As we try and field the Thunderchief III, it will gobble up even more funds best used for something else.

Organisational force-structure suicide continues.


Tuesday, July 17, 2012

USAF admits not keeping a useful spectrum of capability

Maybe there is still time to save the USAF from itself.

One of its leaders has admitted the obvious: for years the USAF has concentrated on limited COIN-op tech at the expense of other needed communities that actually provide real and valid deterrent capability to the nation.
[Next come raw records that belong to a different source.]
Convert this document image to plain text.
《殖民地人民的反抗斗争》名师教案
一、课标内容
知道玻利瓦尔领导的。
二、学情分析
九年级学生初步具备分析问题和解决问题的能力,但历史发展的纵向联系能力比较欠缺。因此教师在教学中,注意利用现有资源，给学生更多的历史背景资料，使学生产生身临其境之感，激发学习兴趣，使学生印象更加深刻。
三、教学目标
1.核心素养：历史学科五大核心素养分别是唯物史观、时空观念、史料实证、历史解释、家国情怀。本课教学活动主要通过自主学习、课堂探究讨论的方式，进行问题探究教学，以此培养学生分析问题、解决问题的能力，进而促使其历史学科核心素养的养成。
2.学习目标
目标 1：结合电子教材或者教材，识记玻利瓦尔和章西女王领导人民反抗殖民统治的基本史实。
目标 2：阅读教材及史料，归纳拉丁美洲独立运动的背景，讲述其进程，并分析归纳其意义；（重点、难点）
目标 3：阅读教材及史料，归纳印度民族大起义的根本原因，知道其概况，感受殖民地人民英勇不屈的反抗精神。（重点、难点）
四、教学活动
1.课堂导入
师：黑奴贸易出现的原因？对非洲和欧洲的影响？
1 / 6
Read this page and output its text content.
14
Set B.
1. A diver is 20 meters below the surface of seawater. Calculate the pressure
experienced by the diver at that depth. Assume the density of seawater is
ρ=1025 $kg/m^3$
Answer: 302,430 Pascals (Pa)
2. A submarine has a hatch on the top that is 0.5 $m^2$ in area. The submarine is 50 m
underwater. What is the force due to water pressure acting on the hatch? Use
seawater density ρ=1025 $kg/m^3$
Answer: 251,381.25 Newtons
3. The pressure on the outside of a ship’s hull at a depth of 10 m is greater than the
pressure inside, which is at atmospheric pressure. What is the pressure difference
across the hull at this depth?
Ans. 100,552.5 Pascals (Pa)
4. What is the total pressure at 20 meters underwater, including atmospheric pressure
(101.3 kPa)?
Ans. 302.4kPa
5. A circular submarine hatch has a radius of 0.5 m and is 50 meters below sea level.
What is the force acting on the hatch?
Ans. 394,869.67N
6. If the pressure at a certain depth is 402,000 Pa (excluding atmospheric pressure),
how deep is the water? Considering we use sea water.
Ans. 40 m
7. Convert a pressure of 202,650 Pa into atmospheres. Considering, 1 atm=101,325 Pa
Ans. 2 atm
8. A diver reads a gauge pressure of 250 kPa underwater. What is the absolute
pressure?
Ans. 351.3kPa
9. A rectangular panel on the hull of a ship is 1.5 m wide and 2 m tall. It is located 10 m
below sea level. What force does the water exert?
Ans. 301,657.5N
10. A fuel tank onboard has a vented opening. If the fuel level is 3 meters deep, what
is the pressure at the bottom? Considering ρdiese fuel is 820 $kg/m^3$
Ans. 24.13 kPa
“I think right now what we’re trying to do is remind everybody that we’ve got to start planning to build systems and to field capabilities to fight in a contested environment again,” Lt. Gen. Charles “CR” Davis, the Air Force military deputy for acquisition, said during his first interview since becoming the service’s top uniformed weapons buyer.

The lost decade-plus. Any USAF leadership that doesn't concentrate on all areas of needed combat capability is cheating the nation, especially when you consider the billions we pump into the USAF every year.

Fielding the RC aircraft club using permissive-air, permissive-WX drones with up-rated snowmobile engines was only one segment of needed air power, and a very small one at that.

Also, a great way to sink a military article is to quote the Teal Group who on any given day, might be able to estimate future airliner sales.

We do not need a $500B long-range bomber, since any kind that is made won't be survivable in anti-access scenarios where the enemy has a broad suite of sensors, fighters and SAMS.

If the USAF is to invest anything for the Pacific Rim anti-access world what should it be?

1. Keep B-1 bombers and F-15Es updated/sustained for JASSM.
2. Convert some C-130s and C-17s into JASSM carriers.
3. Qualify the Tomahawk Block IV on the B-52.
4. Build the FB-22.
5. Build a new F-22.
6. Cancel the F-35
7. Invest in a few different models of 737 ISR.

Tuesday, July 3, 2012

USAF sees more challenges with fuel bills

As an add-on to this previous USAF cost per flying hour post, there is this piece which gives you a good summary of the challenges the USAF has paying for fuel.

Monday, July 2, 2012

*UPDATE* Enemy within

In their continuous war against the Air Force Reserve and Air National Guard, USAF boss General Schwartz and Secretary of the USAF Donley have scored another victory.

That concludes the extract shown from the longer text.